Il nous faut d’abord accumuler les connaissances propres à la sagesse jusqu’à acquérir le calme mental et la vision pénétrante. Ensuite, il faut nous préparer pour arriver à la non-dualité. Enfin, il nous faut méditer pour perdre nos émotions négatives et nous retrouver dans un état de dépouillement, nous débarrasser du « je » et cultiver la compassion.

Voilà, dans les grandes lignes, quel fut l’enseignement du Dalaï-lama qui se termina par l’initiation d’Avalokiteshvara à quatre bras.

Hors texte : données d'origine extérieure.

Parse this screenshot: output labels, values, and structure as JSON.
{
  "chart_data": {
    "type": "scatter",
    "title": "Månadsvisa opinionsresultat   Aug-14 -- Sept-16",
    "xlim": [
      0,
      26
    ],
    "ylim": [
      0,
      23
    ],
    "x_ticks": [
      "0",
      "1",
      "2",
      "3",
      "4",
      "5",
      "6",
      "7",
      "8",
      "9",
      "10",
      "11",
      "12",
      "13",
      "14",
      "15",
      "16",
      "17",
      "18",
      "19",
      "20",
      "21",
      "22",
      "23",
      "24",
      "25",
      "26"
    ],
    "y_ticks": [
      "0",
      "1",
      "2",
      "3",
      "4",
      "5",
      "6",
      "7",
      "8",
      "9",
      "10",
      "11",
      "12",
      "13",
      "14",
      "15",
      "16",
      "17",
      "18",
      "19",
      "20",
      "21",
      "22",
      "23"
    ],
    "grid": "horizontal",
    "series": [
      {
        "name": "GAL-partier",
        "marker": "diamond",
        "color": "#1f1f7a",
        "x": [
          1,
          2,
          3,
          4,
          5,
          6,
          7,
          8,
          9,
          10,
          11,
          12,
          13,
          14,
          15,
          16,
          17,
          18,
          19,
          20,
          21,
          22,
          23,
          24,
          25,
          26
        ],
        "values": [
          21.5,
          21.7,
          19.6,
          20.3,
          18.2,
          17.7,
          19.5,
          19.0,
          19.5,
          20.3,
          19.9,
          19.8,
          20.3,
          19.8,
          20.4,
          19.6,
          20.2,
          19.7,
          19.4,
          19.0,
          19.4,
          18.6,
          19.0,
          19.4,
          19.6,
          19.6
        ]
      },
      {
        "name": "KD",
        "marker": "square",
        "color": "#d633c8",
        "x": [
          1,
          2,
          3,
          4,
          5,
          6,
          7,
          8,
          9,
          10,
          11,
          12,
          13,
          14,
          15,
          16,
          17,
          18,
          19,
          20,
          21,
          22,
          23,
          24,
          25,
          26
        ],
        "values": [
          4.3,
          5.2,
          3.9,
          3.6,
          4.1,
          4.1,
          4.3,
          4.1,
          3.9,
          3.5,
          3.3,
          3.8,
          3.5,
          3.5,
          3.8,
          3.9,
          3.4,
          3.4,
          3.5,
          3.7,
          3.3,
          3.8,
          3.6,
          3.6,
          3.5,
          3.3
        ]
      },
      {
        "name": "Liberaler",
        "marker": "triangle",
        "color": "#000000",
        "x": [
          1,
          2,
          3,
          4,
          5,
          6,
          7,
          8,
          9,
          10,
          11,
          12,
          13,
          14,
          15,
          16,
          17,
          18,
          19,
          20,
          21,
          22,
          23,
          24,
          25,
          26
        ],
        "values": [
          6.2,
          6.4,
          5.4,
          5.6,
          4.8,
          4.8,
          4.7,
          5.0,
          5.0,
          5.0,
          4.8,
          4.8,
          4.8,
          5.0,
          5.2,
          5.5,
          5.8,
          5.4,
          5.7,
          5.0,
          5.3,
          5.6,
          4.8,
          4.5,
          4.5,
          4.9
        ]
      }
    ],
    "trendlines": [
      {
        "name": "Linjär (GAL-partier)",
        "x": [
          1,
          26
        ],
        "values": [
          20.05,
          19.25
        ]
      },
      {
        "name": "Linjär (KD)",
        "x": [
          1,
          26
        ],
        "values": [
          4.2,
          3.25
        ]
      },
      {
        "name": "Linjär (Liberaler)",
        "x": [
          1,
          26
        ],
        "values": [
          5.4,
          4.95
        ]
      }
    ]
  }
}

Après la furieuse Delhi, McLeod Ganj nous aura permis de retrouver un rythme sain et d’apprécier enfin l’Inde. Cette Inde là ne ressemble pourtant pas vraiment au reste de cet immense pays. On essaie d’y apprendre aux gens à ne pas cracher et à faire attention à l’environnement. Si les Tibétains ont parfois l’air plus consciencieux que certains Indiens, il reste quelques progrès à faire d’autant que l’urbanisation grandissante est en train de modifier le visage du village. La plupart des personnes que nous avons rencontrées qui connaissent les environs de Dharamsala depuis un moment s’en inquiète un peu. Il n’y a pas que McLeod Ganj qui est train de changer. Bhagsu par exemple, l’un des villages les plus proches, s’est enlaidi de bâtiments sans charme pour répondre à l’expansion touristique. Que sera McLeod Ganj dans dix ans ? Dans vingt ans ?  Difficile à dire. Gageons que d’ici là la question du peuple tibétain sera bel et bien réglée. Le Dalaï-Lama a dit que ce serait le cas du temps de son vivant. Ce serait bien, d’autant qu’il n’est pas sûr, à l’heure actuelle, qu’un nouveau Dalaï-Lama poursuive un jour son combat.